Project leader: Seonaigh MacPherson

This project proposes to introduce mindfulness-based learning opportunities to undergraduate students at UFV by developing a series of multi-disciplinary mindfulness courses and infusing mindfulness in existing courses. The inter-disciplinary project team are already collaborating to design a proposed graduate certificate in MBTL to be launched in September 2018. This proposed FIT-funded project would introduce mindfulness at the undergraduate level, thereby increasing UFV’s capacity to support student success and wellbeing using mindfulness.

FIT-Final Report - Seonaigh MacPherson

Next-Generation, Knowledge Practice Learning Faculty Development (Pilot Project)

Project leader: Linda Pardy

The purpose of this project is to explore ways UFV faculty can be supported in redesigning their courses and developing the skills needed to embrace next-generation and knowledge practice learning. Both of these approaches are not about strategies specifically design for next generation students, but instead place next-generation learning as the catalysis for incorporating knowledge work and experiential learning for all students, regardless of discipline.

FIT - Executive Summary 2018 - Pardy

Technologically enhanced experiential learning in physics: an action research study using PhET computer simulations

Project leader: Mary Saudelli and Robin Kleiv

Dr. Mary Gene Saudelli (Teaching and Learning) and Dr. Robin Kleiv (Physics) are studying the use of web-based PhET computer simulations (freely available at phet.colorado.edu) in the course Physics 105: Heat, Waves and Optics, which was taught by Dr. Kleiv in the winter 2017 semester.
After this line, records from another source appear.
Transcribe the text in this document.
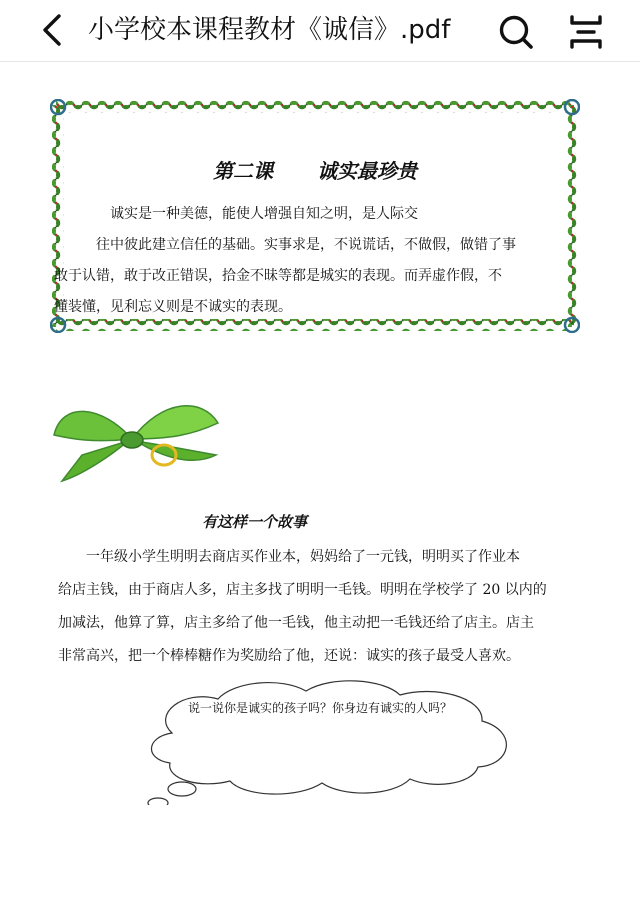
小学校本课程教材《诚信》.pdf
第二课 诚实最珍贵

　　　　诚实是一种美德，能使人增强自知之明，是人际交

　　　往中彼此建立信任的基础。实事求是，不说谎话，不做假，做错了事

敢于认错，敢于改正错误，拾金不昧等都是城实的表现。而弄虚作假，不

懂装懂，见利忘义则是不诚实的表现。

有这样一个故事

　　一年级小学生明明去商店买作业本，妈妈给了一元钱，明明买了作业本

给店主钱，由于商店人多，店主多找了明明一毛钱。明明在学校学了 20 以内的

加减法，他算了算，店主多给了他一毛钱，他主动把一毛钱还给了店主。店主

非常高兴，把一个棒棒糖作为奖励给了他，还说：诚实的孩子最受人喜欢。

说一说你是诚实的孩子吗？你身边有诚实的人吗？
The goals of this research are: to examine the application of the simulations to the design of physics instruction, to explore the integration of simulations before, during and after lectures, to illuminate the impact of simulations in creating an active and engaged learning experience for students, and to improve students’ understanding of physics concepts through experiential, inquiry-based and reflective learning via the use of simulations. An action research methodology is being used, including data gathered from student surveys and instructor reflections. Three senior undergraduate students are contributing to this research and preliminary results were presented at the STLHE17 conference in Halifax in June 2017. Data analysis is nearing completion and one or more scholarly articles will be published with the undergraduate student researchers as co-authors.

FIT - Final Report - Saudelli and Kleiv

Smart phone teaching tools for Statistics and Mathematics

Project leader: Shaun Zheng Sun

This project is to develop smart phone and computer applets that can (1) perform simulations to demonstrate some basic concepts in Statistics and Mathematics; (2) collect real time data from students; (3) conduct simple statistical tests and analysis.